I just had teddy grams, ritz crackers, and twizzlers for dinner. Hello, end of the semester.
Are we hungover?
I got a lapdance from a gay guy in red uggs and spandex shorts with reindeer antlers on. And I don't remember it. Hungover does not even cover it.
I should probably go to bed before I start to care about why I started drinking in the first place.
Well, I tried to shit into my refrigerator. It was a rough night.
I'm not saying Tijuana was a bad idea, I'm saying that we make poor life choices. And Steve was robbed by the police.
Drunk at work, covered in Cheetos is no way to go through life.
I found Cheetos.
Kyle found me outside his apartment in the hallway. Said he didn't hear me knock bt smelled alcohol through the door. I'm sucha bitch to my liver
Wanna know what sucks. Banging the bosses daughter at work and having the boss walk in while you are fucking on his desk. Good day though. Made 6 sales
Just paid my weed guy with a check.
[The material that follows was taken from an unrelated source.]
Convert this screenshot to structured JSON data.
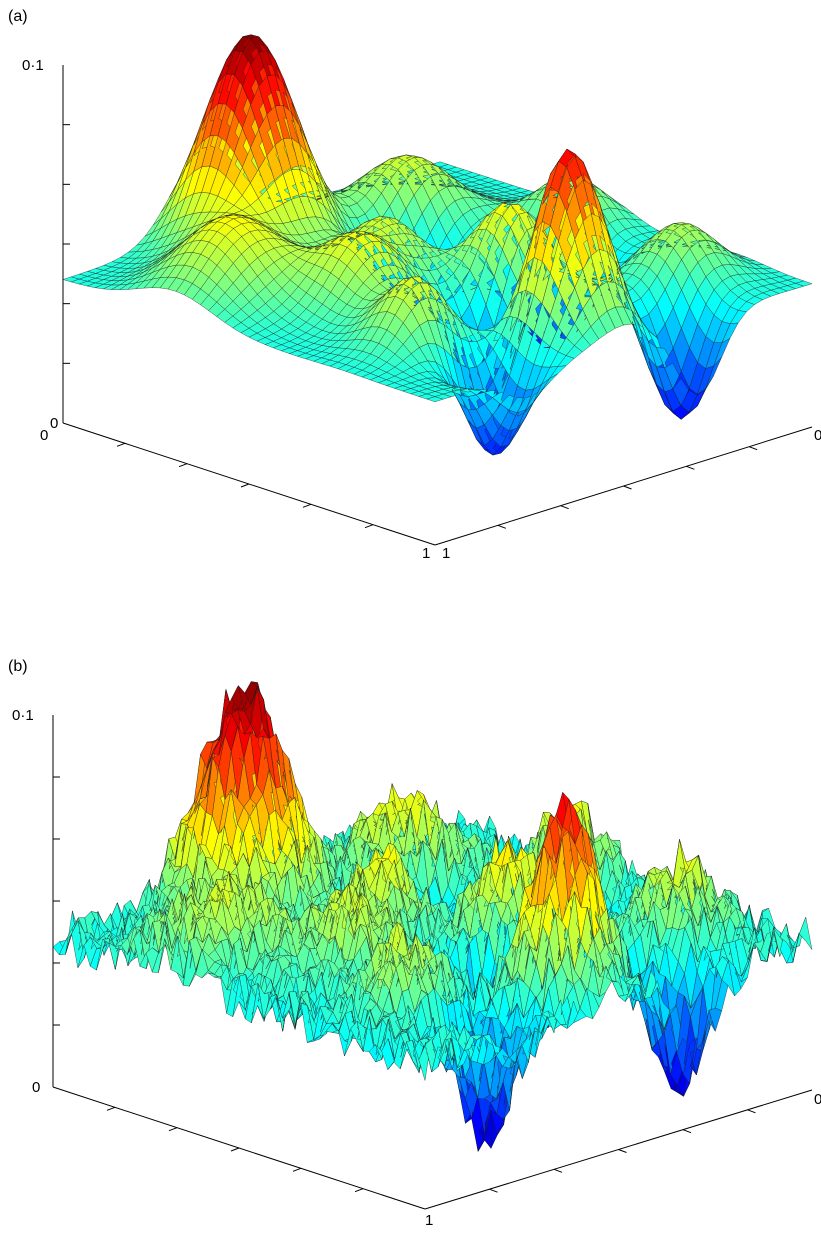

I've got this whole adult thing down.
You are attracted to power and since you can't date the married old guy you have to go for the next best thing - his gay son
Hold on gotta plunge the sink
Is that a euphemism for sex? Either way, have a good time
No one should have to go to work between Christmas and New Years, but here I am twirling in my office chair and putting Jack in my coffee like I’m back in college studying for finals.
My mom just woke me up with a cowboy hat and sunglasses on. It's 7 am and she's drunk.
home. only unpacked the necessities...contact case and beer.
Damn, I just did coke with a dude in a bathroom and after he took his dick out right in front of me and took a piss. What a power move.